Foi o rosto do maior embate que o Bloco já teve numa corrida pela liderança, em 2014, contra Catarina Martins, numa convenção em que as duas candidaturas partiram o partido ao meio, muito literalmente — o resultado das eleições para a Mesa Nacional foi um empate. Pedro Filipe Soares liderava a ala que vinha da UDP e recebe hoje créditos dos bloquistas que já estavam com Catarina Martins, e que reconhecem a importância que teve, em tempos muito difíceis para o partido e em que a tensão interna era evidente, para ajudar a serenar o ambiente e a chegar a “acordo” com a ala da nova líder.

Dividiu responsabilidades com Catarina Martins, ficou como líder parlamentar e, a partir daí, mostrou-se completamente alinhado com a nova liderança, de cujas direções foi fazendo parte. Mais uma vez, continuará do mesmo lado da barricada, uma vez que subscreve a moção encabeçada por Mariana Mortágua e que se esta for eleita terá lugar na cúpula do partido.

No Parlamento ocupa agora, graças à corrida interna do Bloco, mais um lugar de destaque: quando Mortágua decidiu, na semana passada, sair da comissão parlamentar de inquérito à TAP, Pedro Filipe assumiu o seu lugar e é agora o coordenador do partido na estrutura, tendo já assumido esse lugar nas audições de Frederico Pinheiro ou de João Galamba.

Joana Mortágua. A vereadora-exemplo do Bloco

É outra das principais dirigentes do partido, com assento nos dois órgãos de topo do Bloco: a comissão política e o secretariado, que emana da primeira — e que os críticos internos dizem ser um órgão demasiado centralizador, que esvazia a direção.

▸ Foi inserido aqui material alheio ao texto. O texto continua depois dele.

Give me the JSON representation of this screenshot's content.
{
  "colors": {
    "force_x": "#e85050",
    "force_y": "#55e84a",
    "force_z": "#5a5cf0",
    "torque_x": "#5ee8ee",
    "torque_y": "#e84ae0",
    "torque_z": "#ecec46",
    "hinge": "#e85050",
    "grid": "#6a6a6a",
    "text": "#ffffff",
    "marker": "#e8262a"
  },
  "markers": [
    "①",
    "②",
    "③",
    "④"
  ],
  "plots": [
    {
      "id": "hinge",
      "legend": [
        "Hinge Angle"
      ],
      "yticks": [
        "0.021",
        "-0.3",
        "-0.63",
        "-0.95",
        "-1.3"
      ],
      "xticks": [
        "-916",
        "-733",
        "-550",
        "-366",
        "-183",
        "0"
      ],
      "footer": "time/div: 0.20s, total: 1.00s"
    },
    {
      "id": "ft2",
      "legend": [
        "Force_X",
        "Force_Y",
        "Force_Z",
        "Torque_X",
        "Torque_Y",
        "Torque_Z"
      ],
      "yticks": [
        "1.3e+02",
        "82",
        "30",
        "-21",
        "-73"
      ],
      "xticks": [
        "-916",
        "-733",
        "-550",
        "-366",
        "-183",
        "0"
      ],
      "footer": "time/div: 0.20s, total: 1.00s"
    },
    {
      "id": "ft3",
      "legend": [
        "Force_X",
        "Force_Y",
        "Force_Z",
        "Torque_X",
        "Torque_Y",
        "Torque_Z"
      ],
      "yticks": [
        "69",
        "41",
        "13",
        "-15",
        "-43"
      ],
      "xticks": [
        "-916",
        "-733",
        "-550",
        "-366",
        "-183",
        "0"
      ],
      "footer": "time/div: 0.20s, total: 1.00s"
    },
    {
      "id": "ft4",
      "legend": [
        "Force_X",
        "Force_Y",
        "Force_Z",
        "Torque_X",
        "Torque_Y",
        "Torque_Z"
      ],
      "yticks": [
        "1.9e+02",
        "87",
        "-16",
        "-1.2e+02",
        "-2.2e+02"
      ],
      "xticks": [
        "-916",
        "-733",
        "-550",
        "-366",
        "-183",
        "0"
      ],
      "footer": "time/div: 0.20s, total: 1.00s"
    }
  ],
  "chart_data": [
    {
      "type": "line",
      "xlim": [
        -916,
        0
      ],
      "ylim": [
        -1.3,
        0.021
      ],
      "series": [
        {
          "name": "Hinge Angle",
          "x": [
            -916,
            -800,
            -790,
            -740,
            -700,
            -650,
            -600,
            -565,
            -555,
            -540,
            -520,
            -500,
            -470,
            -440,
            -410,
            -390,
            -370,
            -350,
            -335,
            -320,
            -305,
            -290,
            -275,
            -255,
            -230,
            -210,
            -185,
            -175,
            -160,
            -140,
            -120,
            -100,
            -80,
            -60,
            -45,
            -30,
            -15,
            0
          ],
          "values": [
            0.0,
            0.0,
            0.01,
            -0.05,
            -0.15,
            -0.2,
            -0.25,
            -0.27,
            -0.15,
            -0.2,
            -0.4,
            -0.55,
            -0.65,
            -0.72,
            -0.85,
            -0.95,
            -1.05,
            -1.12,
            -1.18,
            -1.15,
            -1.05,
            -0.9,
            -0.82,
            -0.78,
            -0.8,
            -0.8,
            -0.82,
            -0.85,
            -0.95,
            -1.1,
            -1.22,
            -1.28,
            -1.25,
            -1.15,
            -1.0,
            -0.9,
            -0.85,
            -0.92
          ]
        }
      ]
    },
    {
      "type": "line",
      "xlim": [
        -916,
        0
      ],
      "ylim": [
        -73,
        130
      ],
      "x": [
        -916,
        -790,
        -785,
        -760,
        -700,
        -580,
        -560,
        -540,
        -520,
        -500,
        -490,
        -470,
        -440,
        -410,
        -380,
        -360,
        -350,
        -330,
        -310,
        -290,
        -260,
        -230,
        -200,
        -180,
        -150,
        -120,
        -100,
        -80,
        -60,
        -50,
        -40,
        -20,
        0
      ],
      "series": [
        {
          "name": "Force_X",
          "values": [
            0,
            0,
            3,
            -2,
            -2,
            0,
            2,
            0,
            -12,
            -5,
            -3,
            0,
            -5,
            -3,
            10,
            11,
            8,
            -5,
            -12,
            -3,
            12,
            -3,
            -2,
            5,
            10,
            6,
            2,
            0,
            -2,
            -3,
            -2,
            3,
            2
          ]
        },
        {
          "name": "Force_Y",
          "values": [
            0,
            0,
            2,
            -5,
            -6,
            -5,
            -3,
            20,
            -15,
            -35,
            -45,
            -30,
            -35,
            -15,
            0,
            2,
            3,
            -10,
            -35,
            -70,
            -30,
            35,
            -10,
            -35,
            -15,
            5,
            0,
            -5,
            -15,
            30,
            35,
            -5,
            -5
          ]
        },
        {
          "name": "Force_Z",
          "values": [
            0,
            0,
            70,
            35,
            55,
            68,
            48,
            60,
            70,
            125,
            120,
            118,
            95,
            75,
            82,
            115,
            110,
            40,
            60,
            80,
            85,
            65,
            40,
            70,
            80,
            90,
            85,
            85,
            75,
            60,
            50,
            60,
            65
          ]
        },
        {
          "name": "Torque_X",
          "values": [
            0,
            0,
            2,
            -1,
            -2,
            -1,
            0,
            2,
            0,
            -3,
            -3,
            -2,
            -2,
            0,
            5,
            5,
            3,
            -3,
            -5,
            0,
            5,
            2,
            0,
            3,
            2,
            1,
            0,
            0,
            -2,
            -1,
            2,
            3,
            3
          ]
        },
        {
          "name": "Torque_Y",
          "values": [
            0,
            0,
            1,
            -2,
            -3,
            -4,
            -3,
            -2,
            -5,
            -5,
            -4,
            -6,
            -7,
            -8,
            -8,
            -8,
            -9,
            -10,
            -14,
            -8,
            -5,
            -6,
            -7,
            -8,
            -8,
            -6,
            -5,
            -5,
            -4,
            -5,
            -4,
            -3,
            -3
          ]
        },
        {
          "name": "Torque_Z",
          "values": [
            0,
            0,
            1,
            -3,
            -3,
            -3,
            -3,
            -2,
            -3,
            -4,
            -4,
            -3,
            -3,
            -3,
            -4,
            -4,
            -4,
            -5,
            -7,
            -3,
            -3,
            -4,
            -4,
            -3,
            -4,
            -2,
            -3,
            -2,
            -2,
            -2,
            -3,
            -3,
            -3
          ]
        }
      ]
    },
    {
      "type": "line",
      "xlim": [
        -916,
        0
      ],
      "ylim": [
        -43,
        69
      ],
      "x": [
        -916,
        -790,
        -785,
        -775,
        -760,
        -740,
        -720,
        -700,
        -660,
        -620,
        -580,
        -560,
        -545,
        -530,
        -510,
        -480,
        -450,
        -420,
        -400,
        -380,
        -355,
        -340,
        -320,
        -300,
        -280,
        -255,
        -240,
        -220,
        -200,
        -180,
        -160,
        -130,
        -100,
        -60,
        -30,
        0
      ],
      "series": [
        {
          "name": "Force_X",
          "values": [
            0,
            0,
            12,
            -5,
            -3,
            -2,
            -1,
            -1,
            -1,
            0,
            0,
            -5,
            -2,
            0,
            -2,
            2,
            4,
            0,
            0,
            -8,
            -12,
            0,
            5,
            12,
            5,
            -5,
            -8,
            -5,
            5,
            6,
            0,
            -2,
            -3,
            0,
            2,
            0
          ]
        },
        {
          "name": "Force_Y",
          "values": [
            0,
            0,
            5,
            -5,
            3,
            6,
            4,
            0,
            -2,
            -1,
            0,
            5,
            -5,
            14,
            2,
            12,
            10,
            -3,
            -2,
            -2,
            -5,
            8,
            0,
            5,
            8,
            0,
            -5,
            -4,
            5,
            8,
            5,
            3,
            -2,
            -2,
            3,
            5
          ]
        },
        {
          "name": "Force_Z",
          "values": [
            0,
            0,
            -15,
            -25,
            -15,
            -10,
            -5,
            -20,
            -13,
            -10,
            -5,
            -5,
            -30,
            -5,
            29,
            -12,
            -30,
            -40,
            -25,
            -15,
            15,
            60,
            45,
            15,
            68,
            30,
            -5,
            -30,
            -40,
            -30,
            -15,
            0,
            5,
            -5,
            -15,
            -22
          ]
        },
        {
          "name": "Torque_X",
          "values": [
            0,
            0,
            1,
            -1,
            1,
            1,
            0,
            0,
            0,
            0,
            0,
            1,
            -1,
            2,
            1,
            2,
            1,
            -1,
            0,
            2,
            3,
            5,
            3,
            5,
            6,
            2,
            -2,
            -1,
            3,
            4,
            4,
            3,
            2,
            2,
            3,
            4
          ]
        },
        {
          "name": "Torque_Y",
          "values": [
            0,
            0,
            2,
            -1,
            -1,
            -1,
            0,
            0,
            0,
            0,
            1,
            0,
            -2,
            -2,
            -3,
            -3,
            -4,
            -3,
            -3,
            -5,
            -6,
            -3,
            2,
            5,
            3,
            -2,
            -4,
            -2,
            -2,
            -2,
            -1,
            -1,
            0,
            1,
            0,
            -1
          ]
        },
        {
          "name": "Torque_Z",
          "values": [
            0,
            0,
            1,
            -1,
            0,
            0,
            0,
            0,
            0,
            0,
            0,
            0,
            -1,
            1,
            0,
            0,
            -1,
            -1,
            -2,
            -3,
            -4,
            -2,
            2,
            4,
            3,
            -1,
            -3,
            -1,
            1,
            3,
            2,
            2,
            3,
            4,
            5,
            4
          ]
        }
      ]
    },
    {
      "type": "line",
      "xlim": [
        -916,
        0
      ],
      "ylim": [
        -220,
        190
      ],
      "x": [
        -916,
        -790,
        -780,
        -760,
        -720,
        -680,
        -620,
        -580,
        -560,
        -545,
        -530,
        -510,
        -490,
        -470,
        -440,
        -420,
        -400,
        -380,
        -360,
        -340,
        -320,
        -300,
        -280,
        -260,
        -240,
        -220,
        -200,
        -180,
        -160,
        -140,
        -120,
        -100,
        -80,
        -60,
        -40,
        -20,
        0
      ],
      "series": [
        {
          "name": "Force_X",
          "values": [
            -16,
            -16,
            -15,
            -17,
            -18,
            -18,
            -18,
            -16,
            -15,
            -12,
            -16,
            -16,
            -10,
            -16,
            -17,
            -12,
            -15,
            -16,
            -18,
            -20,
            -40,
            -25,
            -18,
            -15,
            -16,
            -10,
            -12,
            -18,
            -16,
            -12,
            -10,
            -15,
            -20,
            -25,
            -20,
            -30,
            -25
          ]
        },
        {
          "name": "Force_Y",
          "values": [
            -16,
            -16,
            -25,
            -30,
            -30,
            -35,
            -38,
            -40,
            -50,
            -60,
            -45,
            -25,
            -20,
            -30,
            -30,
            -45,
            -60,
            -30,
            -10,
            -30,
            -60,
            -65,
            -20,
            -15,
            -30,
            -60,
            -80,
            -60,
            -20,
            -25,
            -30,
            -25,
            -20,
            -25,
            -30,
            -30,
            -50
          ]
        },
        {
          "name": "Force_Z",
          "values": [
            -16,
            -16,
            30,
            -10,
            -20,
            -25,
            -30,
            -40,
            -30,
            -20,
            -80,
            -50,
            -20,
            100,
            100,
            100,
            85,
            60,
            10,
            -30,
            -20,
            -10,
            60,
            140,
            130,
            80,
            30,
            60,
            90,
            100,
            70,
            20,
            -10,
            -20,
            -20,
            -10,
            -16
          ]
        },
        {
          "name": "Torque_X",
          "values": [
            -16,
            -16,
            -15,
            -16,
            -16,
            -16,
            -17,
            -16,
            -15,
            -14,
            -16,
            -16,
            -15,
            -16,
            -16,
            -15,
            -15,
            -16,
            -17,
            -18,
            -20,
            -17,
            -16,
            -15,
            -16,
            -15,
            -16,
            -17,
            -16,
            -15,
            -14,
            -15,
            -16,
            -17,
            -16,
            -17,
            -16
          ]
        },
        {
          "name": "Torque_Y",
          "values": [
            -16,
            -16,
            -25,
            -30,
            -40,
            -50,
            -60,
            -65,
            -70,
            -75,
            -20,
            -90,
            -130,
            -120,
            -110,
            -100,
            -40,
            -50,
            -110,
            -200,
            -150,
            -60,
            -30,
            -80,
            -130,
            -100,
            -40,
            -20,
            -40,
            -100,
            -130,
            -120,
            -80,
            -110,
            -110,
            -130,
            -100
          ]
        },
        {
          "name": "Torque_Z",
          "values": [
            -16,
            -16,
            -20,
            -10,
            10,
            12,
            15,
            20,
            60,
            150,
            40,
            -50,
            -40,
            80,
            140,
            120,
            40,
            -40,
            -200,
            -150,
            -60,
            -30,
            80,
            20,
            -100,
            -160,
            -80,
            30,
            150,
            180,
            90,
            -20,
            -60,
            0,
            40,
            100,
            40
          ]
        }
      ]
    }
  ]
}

Mortágua não pertence no entanto à mesma linha da irmã gémea e provável nova líder: é mais um nome que vem da ala da UDP, à qual já presidiu (nos tempos em que já não era um partido, mas uma associação política) e é tida como mais “radical” — ou mais à esquerda — do que Mariana.

Entrou para o Parlamento em 2015 e tornou-se rapidamente um dos ativos políticos mais valorizados pelo Bloco, dedicando-se num primeiro momento sobretudo aos assuntos da Educação. Foi, em 2022, uma das cinco pessoas que o Bloco conseguiu eleger para a Assembleia da República — era cabeça de lista por Setúbal.

No Bloco ganhou lastro também pela experiência autárquica: num partido em que a influência a esse nível é muito reduzida, Joana Mortágua conseguiu ser eleita vereadora por Almada e é sempre um dos exemplos apontados pelo partido como modelo a aspirar se o Bloco quiser finalmente começar a criar raízes autárquicas.

José Soeiro. O veterano do Trabalho

É o quinto dos deputados eleitos nas últimas legislativas, e portanto mais um dos representantes do Bloco que têm agora de se desdobrar por mais pastas do que antes. Mas o dossiê por que costuma dar a cara, e em que se especializou — com ainda mais intensidade durante a era da geringonça — é uma pasta cara ao Bloco: a do Trabalho. Com alguns amargos de boca: foi precisamente esse um dos pontos que justificou a rutura da solução política inédita, com Bloco (e PCP) a acusar PS de resistir a mais avanços na legislação laboral.

Soeiro tem 38 anos e já acumula muita experiência política: é deputado desde 2005, o que faz dele o deputado mais antigo do Bloco de Esquerda. Figura querida dentro do partido, é sociólogo de formação e ativista.

Os fundadores: Fazenda, ainda dirigente, e Rosas

Além de Louçã, entre os senadores do partido encontram-se os dois outros fundadores vivos: Luís Fazenda e Fernando Rosas. No caso de Fazenda, o lugar de senador não é apenas simbólico nem se resume a um peso teórico: o histórico que vinha da UDP continuava a ser dirigente do Bloco de Esquerda, tendo após a última convenção voltado a ser incluído na composição do secretariado, um dos órgãos — se não o órgão — mais influentes do partido.

Já Fernando Rosas não faz parte de nenhum órgão de direção (a deputada municipal bloquista e candidata a deputada nas últimas eleições, Leonor Rosas, que é também filha do fundador, foi eleita na última convenção para a Comissão Política). Rosas tem feito algumas declarações públicas, tendo recentemente admitido culpas próprias do Bloco no processo que fez o partido perder 14 deputados, numa entrevista ao Público, e notado que Mariana Mortágua, se for eleita líder, precisará de ir além do estatuto de boa tribuna no Parlamento e “criar” empatia nas ruas, em declarações ao Expresso.